What the Political Future Holds for D.C.

  • Statehood, or something like it.  The statehood movement remains central. The recent federal intrusion may strengthen local resolve and encourage more citizens to engage in activism. 

  • Negotiation over oversight. D.C. will have to navigate how much federal oversight is acceptable, especially in policing, security, and homeland missions, without relinquishing legitimacy.

  • Redefining safety vs. civil rights.  The 2025 takeover shows that security and civil liberties will be contested ground.  Whoever governs D.C. must show how to keep streets safe and rights intact.

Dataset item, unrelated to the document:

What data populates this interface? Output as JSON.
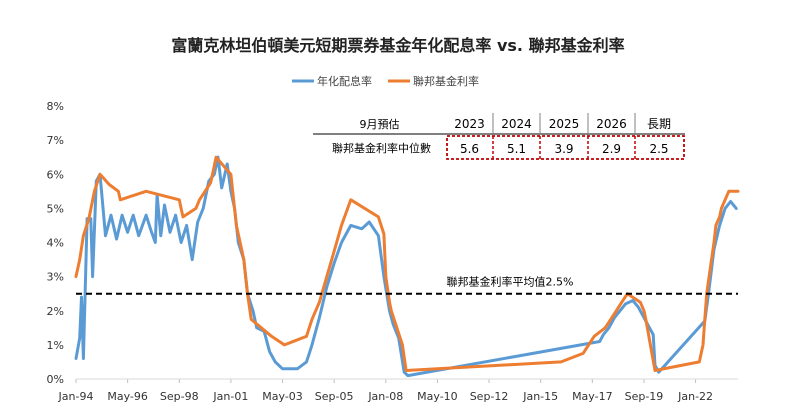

  • Aligning with national power while preserving local voice.  Because D.C. hosts many national institutions, its local politics will always intersect with federal interests.  Political leadership must maintain local priorities in that environment.

  • Civic renewal as survival.  Beyond statehood and policing, the real future of D.C. lies in whether local neighborhoods, education, housing, transit, environment, and culture become priorities rather than afterthoughts.



The Thomas Take

Washington, D.C., is a city born of promise but mired in contradiction.  It is the seat of national power, yet its residents live without full representation.  It is a magnet for idealism, yet its local traditions and rights are often sidelined.

The 2025 federal takeover was a wake-up call: D.C. is not just a playground for power, but a battlefield for democracy itself.  The future of the District will test whether America can trust its capital to govern itself, even as it governs the country.